Indeed they did. Wilson did not commit any turnovers in this Week 11 rematch but otherwise was resoundingly terrible, routinely delivering passes over the heads or at the feet of open receivers. He also had throws that should have been intercepted: one down the middle that bounced off safety Devin McCourty’s chest plate and another along the sideline that cornerback Jonathan Jones undercut.
Up front, the Patriots again put Wilson under siege, sacking him four times. Matthew Judon had 1 1/2 of those, upping his NFL-leading season total to 13. Wise and safety Kyle Dugger had one sack apiece, and linebacker Mack Wilson had a half-sack, splitting his with Judon.
“They did a great job,” head coach Bill Belichick said Monday morning on WEEI’s “The Greg Hill Show.” “It’s really team defense and trying to contain Zach Wilson and the running game and their skill players. They have a good group of receivers and tight ends, obviously, who were very productive against us in the first game. But defensively, we were able to play good complementary football at all three levels — on the line, at linebacker and in the secondary. They had a great day for us.”
Great days have been plentiful for this Patriots’ defense.
While there have been some duds for that unit this season — most notably against Lamar Jackson in Week 3 and Justin Fields in Week 7 — they’ve now allowed just three points in back-to-back games. Overall, they’re letting up just 16.9 points per game, second-fewest in the NFL behind the Dallas Cowboys (16.7). They rank first in Football Outsiders’ defensive DVOA, first in expected points added per play, second in points allowed per possession, second in sack rate, third in interception rate, eighth in the red zone and ninth on third downs. Just three of their 10 opponents have scored more than 20 points.
“I think that we’re resilient,” said Judon, who’s on pace to challenge the single-season NFL sack record of 22 1/2. “We have some games that it looks like we’re all traffic cones, and we have some games that we didn’t play well. But over the last few weeks, we’ve been coming to work, we’ve been talking, we’ve been communicating, and we’ve just been gelling. We’re in a groove right now, but we have to force that. We have to come back to practice, we have to come back to meetings and focus and lock in and execute.”
If the Patriots remain in that defensive groove, they’ll be a tough team to beat, regardless of how poorly their out-of-sync offense — which has scored just two touchdowns during their three-game win streak — is performing. But the road is about to get much tougher for Judon, Wise, Dugger and company.
Four of the Patriots’ final seven games are against offenses ranked in the top four in the NFL in EPA/play: two against the third-ranked Buffalo Bills in Weeks 12 and 18, and one each against the No. 4 Cincinnati Bengals and No. 2 Miami Dolphins in Weeks 16 and 17, respectively. Buffalo, Cincy and Miami also all rank in the top six in points per game.
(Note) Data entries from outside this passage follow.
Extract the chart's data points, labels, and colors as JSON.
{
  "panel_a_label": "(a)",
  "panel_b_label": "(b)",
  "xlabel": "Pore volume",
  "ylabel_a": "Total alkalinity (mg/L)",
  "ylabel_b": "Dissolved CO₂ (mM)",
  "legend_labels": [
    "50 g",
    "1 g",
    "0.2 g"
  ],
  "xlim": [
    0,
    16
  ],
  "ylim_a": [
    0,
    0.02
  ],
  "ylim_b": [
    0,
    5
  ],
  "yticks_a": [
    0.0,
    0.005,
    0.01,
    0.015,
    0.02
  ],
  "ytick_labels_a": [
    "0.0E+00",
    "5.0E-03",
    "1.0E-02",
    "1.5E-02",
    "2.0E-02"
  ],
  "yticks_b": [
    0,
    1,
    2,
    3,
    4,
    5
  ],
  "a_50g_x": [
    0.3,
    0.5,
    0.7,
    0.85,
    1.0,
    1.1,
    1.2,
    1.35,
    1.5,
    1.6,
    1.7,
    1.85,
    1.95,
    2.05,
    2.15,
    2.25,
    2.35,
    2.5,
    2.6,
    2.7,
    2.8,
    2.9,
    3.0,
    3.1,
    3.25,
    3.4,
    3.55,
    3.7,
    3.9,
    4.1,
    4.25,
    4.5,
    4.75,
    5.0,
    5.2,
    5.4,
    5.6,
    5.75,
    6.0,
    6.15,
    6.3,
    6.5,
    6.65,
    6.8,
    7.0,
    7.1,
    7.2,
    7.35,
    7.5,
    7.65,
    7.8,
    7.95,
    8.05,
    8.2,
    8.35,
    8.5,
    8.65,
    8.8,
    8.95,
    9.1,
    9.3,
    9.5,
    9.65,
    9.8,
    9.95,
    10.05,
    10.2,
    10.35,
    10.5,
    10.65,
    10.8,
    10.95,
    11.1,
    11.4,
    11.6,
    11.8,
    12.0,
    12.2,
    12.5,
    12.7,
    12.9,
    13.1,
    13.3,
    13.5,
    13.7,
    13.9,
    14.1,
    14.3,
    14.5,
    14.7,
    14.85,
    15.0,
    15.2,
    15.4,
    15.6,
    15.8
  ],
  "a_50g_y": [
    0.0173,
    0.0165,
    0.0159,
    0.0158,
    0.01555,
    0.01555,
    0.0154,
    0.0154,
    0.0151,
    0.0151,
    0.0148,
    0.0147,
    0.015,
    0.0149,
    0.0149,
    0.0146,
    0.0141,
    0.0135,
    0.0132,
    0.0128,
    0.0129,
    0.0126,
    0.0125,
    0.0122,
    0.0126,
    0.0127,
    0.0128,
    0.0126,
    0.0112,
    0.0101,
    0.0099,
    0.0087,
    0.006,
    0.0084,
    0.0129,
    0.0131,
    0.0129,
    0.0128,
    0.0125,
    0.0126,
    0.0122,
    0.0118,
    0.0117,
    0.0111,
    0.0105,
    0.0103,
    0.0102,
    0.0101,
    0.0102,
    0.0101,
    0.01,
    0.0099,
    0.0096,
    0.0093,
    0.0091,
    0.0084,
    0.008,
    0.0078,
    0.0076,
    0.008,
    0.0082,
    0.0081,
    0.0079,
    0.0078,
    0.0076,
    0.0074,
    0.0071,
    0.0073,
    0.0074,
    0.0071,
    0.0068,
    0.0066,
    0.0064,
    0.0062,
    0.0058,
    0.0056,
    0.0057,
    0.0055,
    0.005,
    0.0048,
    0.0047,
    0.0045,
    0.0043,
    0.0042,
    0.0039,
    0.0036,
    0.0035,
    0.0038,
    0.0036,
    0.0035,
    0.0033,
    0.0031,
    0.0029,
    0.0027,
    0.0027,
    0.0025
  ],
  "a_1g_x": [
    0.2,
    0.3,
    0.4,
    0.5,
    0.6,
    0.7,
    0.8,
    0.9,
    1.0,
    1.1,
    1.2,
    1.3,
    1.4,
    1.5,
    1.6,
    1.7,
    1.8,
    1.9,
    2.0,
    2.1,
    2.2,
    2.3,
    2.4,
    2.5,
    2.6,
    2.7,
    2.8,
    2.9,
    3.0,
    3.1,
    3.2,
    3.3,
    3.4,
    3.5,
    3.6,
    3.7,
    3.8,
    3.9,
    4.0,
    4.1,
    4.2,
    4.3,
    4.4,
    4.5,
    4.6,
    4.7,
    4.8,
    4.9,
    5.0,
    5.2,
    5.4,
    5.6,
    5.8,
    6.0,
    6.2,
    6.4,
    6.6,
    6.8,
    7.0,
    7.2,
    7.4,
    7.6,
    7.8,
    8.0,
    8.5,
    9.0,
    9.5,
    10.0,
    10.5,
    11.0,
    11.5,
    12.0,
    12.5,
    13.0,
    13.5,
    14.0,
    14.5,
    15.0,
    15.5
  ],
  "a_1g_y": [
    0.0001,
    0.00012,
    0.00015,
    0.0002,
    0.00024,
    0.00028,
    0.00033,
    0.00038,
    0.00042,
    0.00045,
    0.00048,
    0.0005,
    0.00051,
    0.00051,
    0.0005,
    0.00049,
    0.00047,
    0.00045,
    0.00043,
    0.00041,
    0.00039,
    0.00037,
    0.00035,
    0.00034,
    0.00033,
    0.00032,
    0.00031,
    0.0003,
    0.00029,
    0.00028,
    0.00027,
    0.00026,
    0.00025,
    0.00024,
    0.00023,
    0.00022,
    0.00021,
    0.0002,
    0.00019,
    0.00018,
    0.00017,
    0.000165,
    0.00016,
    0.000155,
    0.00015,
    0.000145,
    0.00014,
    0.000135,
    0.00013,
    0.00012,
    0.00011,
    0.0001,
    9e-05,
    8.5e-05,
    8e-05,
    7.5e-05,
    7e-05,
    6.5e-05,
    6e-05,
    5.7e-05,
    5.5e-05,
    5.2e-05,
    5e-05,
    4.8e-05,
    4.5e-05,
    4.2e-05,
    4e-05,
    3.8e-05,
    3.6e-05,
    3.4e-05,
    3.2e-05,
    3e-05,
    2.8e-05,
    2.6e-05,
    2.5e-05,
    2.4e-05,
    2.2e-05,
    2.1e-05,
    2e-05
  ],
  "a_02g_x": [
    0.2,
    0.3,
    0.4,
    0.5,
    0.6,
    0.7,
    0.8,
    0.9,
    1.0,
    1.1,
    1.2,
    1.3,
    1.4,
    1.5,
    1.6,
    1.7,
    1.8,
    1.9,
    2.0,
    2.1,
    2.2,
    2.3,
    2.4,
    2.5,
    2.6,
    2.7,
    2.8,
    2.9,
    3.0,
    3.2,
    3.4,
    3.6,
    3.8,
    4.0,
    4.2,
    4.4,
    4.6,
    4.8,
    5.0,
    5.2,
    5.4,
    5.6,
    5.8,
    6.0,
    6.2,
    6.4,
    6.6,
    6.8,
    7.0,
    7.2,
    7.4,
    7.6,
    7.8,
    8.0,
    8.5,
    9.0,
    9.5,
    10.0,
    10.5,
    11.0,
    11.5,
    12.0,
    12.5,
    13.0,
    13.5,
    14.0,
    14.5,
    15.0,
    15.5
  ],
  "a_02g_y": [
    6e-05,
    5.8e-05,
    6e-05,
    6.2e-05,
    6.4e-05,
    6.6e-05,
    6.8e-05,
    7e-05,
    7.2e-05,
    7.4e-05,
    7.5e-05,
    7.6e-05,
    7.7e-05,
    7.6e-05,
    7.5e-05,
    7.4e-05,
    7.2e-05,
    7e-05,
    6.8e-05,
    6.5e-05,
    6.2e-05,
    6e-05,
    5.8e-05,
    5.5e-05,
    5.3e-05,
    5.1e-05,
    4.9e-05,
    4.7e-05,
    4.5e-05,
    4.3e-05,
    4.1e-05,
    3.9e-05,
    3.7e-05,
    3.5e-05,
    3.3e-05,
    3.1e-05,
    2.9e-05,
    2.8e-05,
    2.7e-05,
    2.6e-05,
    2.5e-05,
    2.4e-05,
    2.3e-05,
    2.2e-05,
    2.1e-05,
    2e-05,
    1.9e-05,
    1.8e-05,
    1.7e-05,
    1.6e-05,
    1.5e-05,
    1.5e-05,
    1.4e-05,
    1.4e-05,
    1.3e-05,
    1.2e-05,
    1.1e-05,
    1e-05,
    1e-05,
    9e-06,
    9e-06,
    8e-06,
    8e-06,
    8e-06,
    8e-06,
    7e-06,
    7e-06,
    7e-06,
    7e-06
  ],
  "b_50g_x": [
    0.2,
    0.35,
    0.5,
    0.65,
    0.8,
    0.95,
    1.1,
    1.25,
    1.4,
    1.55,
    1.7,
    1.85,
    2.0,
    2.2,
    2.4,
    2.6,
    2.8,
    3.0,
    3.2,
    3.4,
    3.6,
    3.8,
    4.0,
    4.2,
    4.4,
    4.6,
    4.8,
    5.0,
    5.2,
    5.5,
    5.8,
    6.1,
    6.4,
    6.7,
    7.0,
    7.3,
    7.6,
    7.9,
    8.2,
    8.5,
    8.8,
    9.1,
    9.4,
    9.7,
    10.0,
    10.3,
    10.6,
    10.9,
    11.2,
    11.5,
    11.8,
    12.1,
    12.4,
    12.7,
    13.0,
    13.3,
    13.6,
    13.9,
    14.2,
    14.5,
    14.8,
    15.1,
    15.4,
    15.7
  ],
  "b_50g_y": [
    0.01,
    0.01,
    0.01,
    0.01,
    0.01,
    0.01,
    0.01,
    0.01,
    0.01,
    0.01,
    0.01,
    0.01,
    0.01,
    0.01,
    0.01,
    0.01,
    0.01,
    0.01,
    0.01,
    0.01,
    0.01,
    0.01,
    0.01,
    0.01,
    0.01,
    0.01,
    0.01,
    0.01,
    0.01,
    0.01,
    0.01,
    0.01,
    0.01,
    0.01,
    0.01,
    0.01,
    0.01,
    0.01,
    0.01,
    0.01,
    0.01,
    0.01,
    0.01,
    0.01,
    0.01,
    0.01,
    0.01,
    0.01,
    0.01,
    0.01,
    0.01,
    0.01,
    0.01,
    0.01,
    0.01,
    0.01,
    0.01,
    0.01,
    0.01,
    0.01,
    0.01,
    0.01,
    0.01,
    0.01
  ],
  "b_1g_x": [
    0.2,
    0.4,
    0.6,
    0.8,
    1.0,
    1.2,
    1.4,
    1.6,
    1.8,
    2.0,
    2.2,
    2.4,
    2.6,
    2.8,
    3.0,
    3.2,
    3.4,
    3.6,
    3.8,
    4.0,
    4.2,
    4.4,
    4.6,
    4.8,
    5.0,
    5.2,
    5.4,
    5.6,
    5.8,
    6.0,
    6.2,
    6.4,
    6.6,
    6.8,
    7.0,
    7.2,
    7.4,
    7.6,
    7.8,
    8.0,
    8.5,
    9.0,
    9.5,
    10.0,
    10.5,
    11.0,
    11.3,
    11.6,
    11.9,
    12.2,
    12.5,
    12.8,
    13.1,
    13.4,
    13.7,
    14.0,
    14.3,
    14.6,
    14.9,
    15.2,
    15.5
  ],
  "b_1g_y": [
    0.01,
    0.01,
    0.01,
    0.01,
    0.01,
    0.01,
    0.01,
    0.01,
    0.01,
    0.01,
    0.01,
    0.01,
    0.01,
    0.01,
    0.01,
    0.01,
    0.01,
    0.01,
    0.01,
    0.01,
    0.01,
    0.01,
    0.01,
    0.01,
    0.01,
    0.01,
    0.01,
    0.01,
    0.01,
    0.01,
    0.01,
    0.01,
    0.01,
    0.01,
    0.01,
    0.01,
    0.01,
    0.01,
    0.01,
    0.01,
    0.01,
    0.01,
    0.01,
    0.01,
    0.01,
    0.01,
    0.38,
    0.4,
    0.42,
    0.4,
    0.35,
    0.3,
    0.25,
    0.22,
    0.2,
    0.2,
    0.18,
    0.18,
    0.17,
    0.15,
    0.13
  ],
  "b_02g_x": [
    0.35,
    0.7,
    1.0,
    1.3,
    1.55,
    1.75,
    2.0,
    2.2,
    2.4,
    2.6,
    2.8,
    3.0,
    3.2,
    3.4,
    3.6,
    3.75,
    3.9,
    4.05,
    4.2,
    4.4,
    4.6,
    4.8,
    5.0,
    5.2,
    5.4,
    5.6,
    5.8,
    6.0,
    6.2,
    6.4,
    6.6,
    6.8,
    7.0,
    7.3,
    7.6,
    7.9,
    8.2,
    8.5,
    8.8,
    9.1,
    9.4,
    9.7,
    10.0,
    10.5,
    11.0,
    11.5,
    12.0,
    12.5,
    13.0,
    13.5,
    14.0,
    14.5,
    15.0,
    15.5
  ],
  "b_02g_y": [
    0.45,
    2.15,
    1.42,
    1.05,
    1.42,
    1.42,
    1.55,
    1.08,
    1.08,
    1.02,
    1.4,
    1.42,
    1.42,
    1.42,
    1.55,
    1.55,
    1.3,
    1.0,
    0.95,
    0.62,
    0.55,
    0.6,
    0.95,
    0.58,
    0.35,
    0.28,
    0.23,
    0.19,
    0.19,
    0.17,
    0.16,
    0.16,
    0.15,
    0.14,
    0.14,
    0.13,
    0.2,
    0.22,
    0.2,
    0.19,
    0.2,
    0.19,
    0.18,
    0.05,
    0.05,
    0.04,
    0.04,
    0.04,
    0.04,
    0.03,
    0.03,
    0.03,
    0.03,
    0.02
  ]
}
The three outliers also boast offenses filled with top-end talent.
The Minnesota Vikings, whom the Patriots will visit this Thursday night, are shaky and shorthanded on the O-line but feature an elite wide receiver (Justin Jefferson) and an elite running back (Dalvin Cook). The Arizona Cardinals have one of the NFL’s top rushing quarterbacks in Kyler Murray (assuming he’s recovered from his hamstring injury by Week 14) and perennial Pro Bowl wideout DeAndre Hopkins. Las Vegas Raiders receiver Davante Adams was essentially unguardable during joint practices with the Patriots this summer, and Josh McDaniels’ club could get Pro Bowlers Hunter Renfrow and Darren Waller back from injured reserve by the time it hosts New England in Week 15.
If the Patriots’ defense truly is one of the league’s best, it’ll soon have the chance to prove it.
“(There’s) always some things to clean up,” linebacker Ja’Whaun Bentley said, “and I think that is the type of thing that keeps us going — the motivation that we could be perfect.”